Собрание сочинений Шиллера в переводе русских писателей. Под ред. С. А. Венгерова. Том IV. С.-Пб., 1902

Перевод Всеволода Чешихина

Театр, как учреждение нравственное.

(Прочитано в публичном заседании курфюрстского немецкого общества в Маннгейме, в 1784 году).

По замечанию Зульцера, театр обязан своим возникновением всеобщей, непреодолимой склонности к новому и чрезвычайному и человеческой потребности в возбужденном состоянии духа. Утомленный высшими стремлениями духа, угнетенный однообразными, часто изнуряющими сердце профессиональными занятиями, пресыщенный чувственностью, человек должен чувствовать в своем существе пустоту, противную его вечному стремлению к деятельности. Натура наша одинаково неспособна как слишком долго пребывать в животном покое, так и слишком долго предаваться утонченной умственной работе, и потому требует средняго состояния, примиряющого две крайности, спускающого слишком сильное напряжение до мягкой гармоничности и облегчающого поочередный переход из одного настроения в другое. Эту именно полезную перемену может доставить человеку только чувство прекрасного, чувство эстетическое. Так как, однако, основной прием всякого мудрого законодателя - выбирать из двух действий сильнейшее, то он не может довольствоваться простым игнорированием склонностей своего народа; напротив, он старается, насколько возможно, сделать эти склонности орудием высших соображений и обратить их в источники блаженства. Потому-то законодательство прежде всего обратило внимание на театр, который открывает бесконечный круг деятельности духу, жаждущему этой деятельности, дает пищу всякой духовной силе, не напрягая чрезмерно ни одну из них, и с образованием ума и сердца соединяет благороднейшее развлечение.

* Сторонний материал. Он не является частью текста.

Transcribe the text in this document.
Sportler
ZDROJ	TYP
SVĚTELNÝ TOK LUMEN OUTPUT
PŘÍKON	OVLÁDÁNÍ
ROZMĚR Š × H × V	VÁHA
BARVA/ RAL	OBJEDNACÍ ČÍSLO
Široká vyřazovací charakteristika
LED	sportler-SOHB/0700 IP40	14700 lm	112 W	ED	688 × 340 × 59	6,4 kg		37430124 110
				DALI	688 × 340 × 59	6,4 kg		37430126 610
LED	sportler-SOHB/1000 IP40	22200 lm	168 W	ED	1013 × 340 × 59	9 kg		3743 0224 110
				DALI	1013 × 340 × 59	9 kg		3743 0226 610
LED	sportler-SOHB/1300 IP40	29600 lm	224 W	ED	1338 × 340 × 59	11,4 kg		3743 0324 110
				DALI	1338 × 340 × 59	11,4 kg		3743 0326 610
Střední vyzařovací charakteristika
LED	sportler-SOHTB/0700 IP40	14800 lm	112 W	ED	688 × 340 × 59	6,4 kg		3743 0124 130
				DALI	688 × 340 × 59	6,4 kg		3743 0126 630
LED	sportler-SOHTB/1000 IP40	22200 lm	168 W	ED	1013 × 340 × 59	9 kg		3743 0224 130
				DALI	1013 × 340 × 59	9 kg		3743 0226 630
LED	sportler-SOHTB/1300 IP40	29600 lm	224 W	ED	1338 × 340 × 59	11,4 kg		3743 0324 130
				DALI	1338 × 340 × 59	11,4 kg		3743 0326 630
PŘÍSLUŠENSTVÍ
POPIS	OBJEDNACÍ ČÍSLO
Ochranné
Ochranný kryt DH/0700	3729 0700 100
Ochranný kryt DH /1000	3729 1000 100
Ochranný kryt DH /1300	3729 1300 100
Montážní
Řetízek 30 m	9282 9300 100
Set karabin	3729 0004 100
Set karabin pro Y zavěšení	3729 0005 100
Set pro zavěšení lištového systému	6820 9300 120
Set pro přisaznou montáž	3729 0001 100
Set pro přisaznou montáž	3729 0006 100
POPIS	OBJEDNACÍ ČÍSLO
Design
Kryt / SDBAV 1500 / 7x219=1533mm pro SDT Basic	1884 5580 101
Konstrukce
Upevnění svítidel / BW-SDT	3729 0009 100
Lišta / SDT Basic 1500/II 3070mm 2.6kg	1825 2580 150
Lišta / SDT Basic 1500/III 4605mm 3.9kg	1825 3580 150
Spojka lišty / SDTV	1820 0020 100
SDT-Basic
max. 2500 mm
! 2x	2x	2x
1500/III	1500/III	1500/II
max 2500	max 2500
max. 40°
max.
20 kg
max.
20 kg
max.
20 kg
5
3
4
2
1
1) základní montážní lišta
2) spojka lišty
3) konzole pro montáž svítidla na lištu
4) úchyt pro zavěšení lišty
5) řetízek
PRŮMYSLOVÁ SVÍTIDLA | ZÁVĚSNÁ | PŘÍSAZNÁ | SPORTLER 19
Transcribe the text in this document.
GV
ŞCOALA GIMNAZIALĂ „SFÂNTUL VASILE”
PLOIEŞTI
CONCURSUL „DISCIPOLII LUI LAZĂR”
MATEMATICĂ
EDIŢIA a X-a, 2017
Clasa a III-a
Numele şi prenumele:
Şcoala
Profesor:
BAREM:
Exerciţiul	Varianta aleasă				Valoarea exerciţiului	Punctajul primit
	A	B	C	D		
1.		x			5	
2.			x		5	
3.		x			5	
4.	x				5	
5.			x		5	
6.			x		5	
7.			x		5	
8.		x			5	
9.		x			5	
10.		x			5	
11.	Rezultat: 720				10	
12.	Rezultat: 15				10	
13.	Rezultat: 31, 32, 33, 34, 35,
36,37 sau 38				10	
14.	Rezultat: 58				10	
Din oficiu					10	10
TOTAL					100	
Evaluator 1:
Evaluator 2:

Тот кто первый сделал замечание, что надежнейшая опора государства есть религия и что сами законы без нея безсильны - быть может, помимо собственного желания и сознания, взял тем самым под свою защиту театр с лучшей его стороны. Именно та-же недостаточность, та-же неустойчивость политических законов, которая обусловила неизбежность религии для государства, определила раз навсегда нравственное значение театра. Законы - соображает всякий законодатель, - сводятся к отрицательным требованиям долга; религия заявляет требование положительного действия. Законы стесняют действия, подрывающия общественную связь; религия предписывает действия, укрепляющия эту связь. Законы властвуют лишь над явными проявлениями воли, они управляют лишь поступками; компетенция же религии простирается до самых затаенных уголков сердца и следит за мыслями до самого внутренняго их источника. Законы гибки и изменчивы, как прихоть и страсть; религия же связует сурово и навеки. Но сделаем предположение невозможное, а именно, что религия пользуется этою огромною силою в сердце каждого человека; спрашивается: будет ли она, или может ли она завершить собою весь круг образования?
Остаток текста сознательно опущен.